Pertama, kita harus jujur pada diri kita sendiri, tidak ada di antara kita yang sempurna. Kita semua punya kesalahan. Kita semua memiliki bagasi yang kita bawa ke setiap hubungan baru yang kita masuki. Beberapa dari kita memiliki masalah kepercayaan, beberapa dari kita menjadi jauh atau tertutup saat stres, beberapa dari kita kesulitan mengekspresikan emosi yang membuat kita rentan. Ini sendiri bukanlah masalah yang diberikan bahwa kami, sebagai individu, bersedia mengatasinya untuk menjadi mitra yang lebih sehat dan lebih baik.
Di mana masalah muncul adalah ketika masalah-masalah ini menjadi sangat berat dalam diri individu dan mereka, pada gilirannya, diambil alih oleh pasangan. Sebagai contoh; seseorang dengan masalah kepercayaan mungkin terus-menerus menganggap atau menuduh pasangannya selingkuh atau berbohong tentang apa yang mereka lakukan di waktu luang. Jika ini adalah masalah yang muncul di awal hubungan dan kemudian ditundukkan oleh pembangunan kepercayaan, kemungkinan besar masalah tersebut tidak akan muncul lagi. Masalahnya adalah ketika tuduhan ini konstan tidak peduli apa yang dilakukan orang lain untuk menunjukkan bahwa mereka sebenarnya, tidak curang / berbohong. Jika tertuduh melanjutkan hubungan mereka mungkin akan jatuh ke dalam perangkap merasionalisasi perilaku pasangannya.
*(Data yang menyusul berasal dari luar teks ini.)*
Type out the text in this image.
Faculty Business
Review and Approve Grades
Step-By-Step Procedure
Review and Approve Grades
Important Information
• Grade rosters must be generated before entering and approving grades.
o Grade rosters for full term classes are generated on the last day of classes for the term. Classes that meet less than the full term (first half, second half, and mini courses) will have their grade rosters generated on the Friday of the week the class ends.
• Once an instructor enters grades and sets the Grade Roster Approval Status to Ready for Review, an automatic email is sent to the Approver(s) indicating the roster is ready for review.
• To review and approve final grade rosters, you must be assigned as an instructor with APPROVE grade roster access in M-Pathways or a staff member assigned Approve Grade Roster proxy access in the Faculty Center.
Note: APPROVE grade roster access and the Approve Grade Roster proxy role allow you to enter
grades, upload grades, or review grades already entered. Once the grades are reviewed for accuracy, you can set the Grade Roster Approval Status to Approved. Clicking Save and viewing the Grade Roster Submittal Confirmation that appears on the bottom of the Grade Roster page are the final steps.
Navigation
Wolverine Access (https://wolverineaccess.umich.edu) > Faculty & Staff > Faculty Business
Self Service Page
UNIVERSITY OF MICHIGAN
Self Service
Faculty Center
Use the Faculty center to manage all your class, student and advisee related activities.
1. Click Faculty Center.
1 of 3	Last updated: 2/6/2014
Teks atau panggilan telepon yang menuduh tanpa akhir akan dihapuskan dengan pernyataan seperti:
Ini semua adalah rasionalisasi perilaku bermasalah. Cinta atau persepsi cinta bisa membutakan kita terhadap masalah ini. Kami berpikir bahwa kami membantu orang lain dengan berada di sana untuk mereka. Sebaliknya, rasionalisasi ini menyebabkan penguatan positif dari perilaku bermasalah pada orang lain. Kita menanggung kesalahan dan menerima kesalahan saat kita tidak melakukan kesalahan apa pun. Ini dapat menciptakan siklus yang dapat menyebabkan pelecehan emosional.
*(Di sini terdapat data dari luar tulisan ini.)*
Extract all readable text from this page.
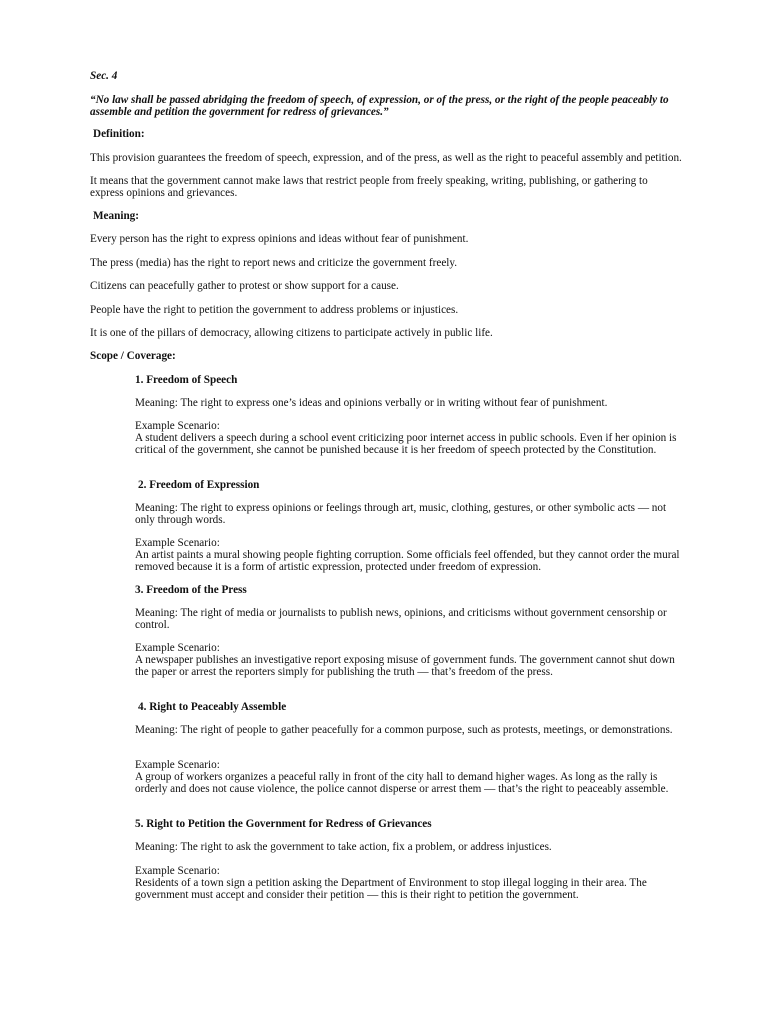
Sec. 4

“No law shall be passed abridging the freedom of speech, of expression, or of the press, or the right of the people peaceably to assemble and petition the government for redress of grievances.”

Definition:

This provision guarantees the freedom of speech, expression, and of the press, as well as the right to peaceful assembly and petition.

It means that the government cannot make laws that restrict people from freely speaking, writing, publishing, or gathering to express opinions and grievances.

Meaning:

Every person has the right to express opinions and ideas without fear of punishment.

The press (media) has the right to report news and criticize the government freely.

Citizens can peacefully gather to protest or show support for a cause.

People have the right to petition the government to address problems or injustices.

It is one of the pillars of democracy, allowing citizens to participate actively in public life.

Scope / Coverage:

1. Freedom of Speech

Meaning: The right to express one’s ideas and opinions verbally or in writing without fear of punishment.

Example Scenario:

A student delivers a speech during a school event criticizing poor internet access in public schools. Even if her opinion is critical of the government, she cannot be punished because it is her freedom of speech protected by the Constitution.

2. Freedom of Expression

Meaning: The right to express opinions or feelings through art, music, clothing, gestures, or other symbolic acts — not only through words.

Example Scenario:

An artist paints a mural showing people fighting corruption. Some officials feel offended, but they cannot order the mural removed because it is a form of artistic expression, protected under freedom of expression.

3. Freedom of the Press

Meaning: The right of media or journalists to publish news, opinions, and criticisms without government censorship or control.

Example Scenario:

A newspaper publishes an investigative report exposing misuse of government funds. The government cannot shut down the paper or arrest the reporters simply for publishing the truth — that’s freedom of the press.

4. Right to Peaceably Assemble

Meaning: The right of people to gather peacefully for a common purpose, such as protests, meetings, or demonstrations.

Example Scenario:

A group of workers organizes a peaceful rally in front of the city hall to demand higher wages. As long as the rally is orderly and does not cause violence, the police cannot disperse or arrest them — that’s the right to peaceably assemble.

5. Right to Petition the Government for Redress of Grievances

Meaning: The right to ask the government to take action, fix a problem, or address injustices.

Example Scenario:

Residents of a town sign a petition asking the Department of Environment to stop illegal logging in their area. The government must accept and consider their petition — this is their right to petition the government.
Tidak ada cara yang jelas untuk memutus siklus ini di luar mengakhiri hubungan. Setiap opsi potensial lainnya melibatkan orang lain, yang berperilaku bermasalah, menerima bahwa mereka memiliki masalah dan memutuskan bahwa mereka ingin menyelesaikannya. Beberapa opsi untuk tindakan ini melibatkan:
Sebagai manusia, kita memiliki keinginan bawaan untuk membantu orang lain di sekitar kita. Kami ingin mendukung orang yang kami sayangi. Terkadang, hal ini bisa sangat merugikan diri kita sendiri. Kita bisa tersesat saat mencoba membantu orang lain dan mengorbankan terlalu banyak diri kita sendiri dalam prosesnya.
Perilaku bermasalah dari terus menerus menuduh pasangan selingkuh / berbohong bukan satu-satunya masalah yang dapat menyebabkan rasionalisasi yang tidak sehat. Itu hanyalah salah satu dari banyak hal yang dapat muncul dalam suatu hubungan.
Mungkin ada saatnya ketika satu-satunya pilihan adalah meninggalkan situasi, tidak peduli apa masalahnya sebenarnya. Meskipun ini bisa menyakitkan, kita berhak bahagia dan memiliki hubungan yang sehat. Terkadang keputusan paling sehat yang bisa kita buat juga paling menyakitkan.